In order to evaluate sperm DNA fragmentation, Halotech has developed the Halosperm® kit: a fast and simple in vitro diagnostic kit based on the Sperm Chromatin Decondensation (SCD) technique first described by Fernández et al., 2003. Here is how our kit compares to other techniques available on the market:
Underlying principles of the main sperm DNA fragmentation tests
| ASSAY | PRINCIPLE | MEASURED PARAMETER | DETECTION METHOD |
|---|---|---|---|
| TUNEL | Addition of labeled dUDP nucleotides with terminal deoxynucleotidyl transferase to both SS and DS DNA breaks. Template-independent | % cells with labeled DNA | Fluorescence or bright field microscopy / flow cytometry |
| COMET | Electrophoresis of sperm cells reveals fragmented DNA. Alkaline conditions denature DNA to reveal SS and DS DNA breaks. Neutral conditions reveal mostly DS breaks | % cells with migration tails containing fragmented DNA (also length of tail, % of DNA in tail) | Fluorescence microscopy |
| SCSA | Mild acid treatment denatures DNA with DS or SS breaks. Acridine orange binds DNA and fluoresces green with DS DNA (non-denatured) and red with SS DNA (denatured) | DNA Fragmentation Index (DFI): cells with red fluorescence divided by total number of cells (red + green). Expressed as % | Flow cytometry |
| SCD | Mild acid treatment denatures DNA with DS or SS breaks. Acridine orange binds DNA and fluoresces green with DS DNA (non-denatured) and red with SS DNA (denatured) | % cells with small or absent decondensation halo | Bright field microscopy |
The results obtained with Halosperm® are comparable to those of TUNEL and SCSA
Sperm DNA fragmentation was analyzed in fertile donors (n=7, solid line) and infertile patients (n=60, dotted line). The correlations between the techniques (left, SCD and TUNEL, and right, SCD and SCSA) were analyzed using Student’s t-test and are shown above each graph. (Adapted from Chohan et al., 2006)
The same sperm cells are stained using TUNEL and Halosperm®
Sperm cells were embedded onto a slide and processed using the TUNEL assay followed by the SCD test. (A,B,C,D – left picture) Before Diff Quick staining, TUNEL-positive sperm cells were stained brown. (A,B,C,D – right picture) After Diff Quick staining, TUNEL-positive sperm cells showed no halo and TUNEL-negative sperm cells showed a large halo. (Adapted from Zhang et al., 2009)

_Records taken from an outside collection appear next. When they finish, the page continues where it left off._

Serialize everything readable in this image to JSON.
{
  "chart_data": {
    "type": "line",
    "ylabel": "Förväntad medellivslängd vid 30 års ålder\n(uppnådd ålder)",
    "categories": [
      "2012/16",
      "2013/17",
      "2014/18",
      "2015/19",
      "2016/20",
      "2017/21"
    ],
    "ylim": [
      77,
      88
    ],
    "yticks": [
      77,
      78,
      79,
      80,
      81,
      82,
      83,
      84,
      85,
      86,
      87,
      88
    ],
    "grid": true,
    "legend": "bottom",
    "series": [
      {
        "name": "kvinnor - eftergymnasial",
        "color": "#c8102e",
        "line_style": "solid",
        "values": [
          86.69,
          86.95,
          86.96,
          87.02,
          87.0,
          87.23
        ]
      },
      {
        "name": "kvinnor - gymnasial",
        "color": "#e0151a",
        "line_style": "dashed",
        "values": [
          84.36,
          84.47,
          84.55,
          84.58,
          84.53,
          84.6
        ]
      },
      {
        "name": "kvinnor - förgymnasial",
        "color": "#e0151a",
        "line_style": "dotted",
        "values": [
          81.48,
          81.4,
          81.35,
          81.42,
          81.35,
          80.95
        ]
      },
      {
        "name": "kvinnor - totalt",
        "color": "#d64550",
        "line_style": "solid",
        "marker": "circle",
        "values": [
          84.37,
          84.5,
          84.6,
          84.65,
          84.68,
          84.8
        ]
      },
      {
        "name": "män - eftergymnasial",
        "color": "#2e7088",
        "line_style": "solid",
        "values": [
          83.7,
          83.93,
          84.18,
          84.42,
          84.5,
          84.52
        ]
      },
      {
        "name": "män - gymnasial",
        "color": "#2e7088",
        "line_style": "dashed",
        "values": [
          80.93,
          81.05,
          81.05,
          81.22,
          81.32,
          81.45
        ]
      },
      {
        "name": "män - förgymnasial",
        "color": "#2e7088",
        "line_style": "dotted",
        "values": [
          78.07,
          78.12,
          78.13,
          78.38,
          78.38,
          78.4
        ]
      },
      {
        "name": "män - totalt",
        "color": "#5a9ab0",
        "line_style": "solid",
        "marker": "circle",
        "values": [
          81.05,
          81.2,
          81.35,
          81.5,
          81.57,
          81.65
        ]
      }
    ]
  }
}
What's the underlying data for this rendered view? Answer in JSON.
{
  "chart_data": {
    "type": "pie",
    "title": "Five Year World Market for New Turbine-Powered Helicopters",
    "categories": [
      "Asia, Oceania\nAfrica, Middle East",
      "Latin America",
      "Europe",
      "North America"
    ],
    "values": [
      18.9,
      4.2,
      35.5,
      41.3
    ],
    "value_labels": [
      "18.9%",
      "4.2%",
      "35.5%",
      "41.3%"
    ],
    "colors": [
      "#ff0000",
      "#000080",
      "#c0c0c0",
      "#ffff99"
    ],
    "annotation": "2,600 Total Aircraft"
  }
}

Comparison of advantages and disadvantages for each technique
| ASSAY | MAIN ADVANTAGES | MAIN DISADVANTAGES |
|---|---|---|
| TUNEL | 1. Can perform on few sperm cells 2. For certain protocols use of fluorescence microscopy or flow cytometry may not be necessary |
1. Threshold not standardized 2. Variable assay protocols 3. Not specifically designed for human spermatozoa 4. Labor intensive |
| COMET | 1. Sensitive 2. Can perform on few sperm cells |
1. Requires complicated imaging software 2. Variable assay protocols 3. Unclear thresholds |
| SCSA | 1. Many cells rapidly examined 2. Most published data |
1. Expensive equipment necessary 2. Small variations in lab conditions affect results 3. Calculations involve qualitative decisions |
List of competitive advantages offered by SCD technique – Halosperm® kit
- Halosperm® has been specifically designed for use with human spermatozoa and unlike some other techniques, there exists only one standard protocol that is highly reproducible. For instance, it was recently demonstrated that small variations in crucial steps of the TUNEL assay can greatly affect measures of sperm DNA fragmentation (Muratori et al., 2009).
- Halosperm® is one of the most economical techniques to measure sperm DNA fragmentation.
- Halosperm® is the fastest technique available on the market. The turnaround time is under 1 hour, and multiple slides can be processed at a time.
- Halosperm® is the simplest and easiest technique available on the market. Only basic laboratory equipment is needed to perform the test, and slides can be analyzed with any bright field microscope.
- Halosperm® can be used with few sperm cells, such as in cases of oligozoospermia.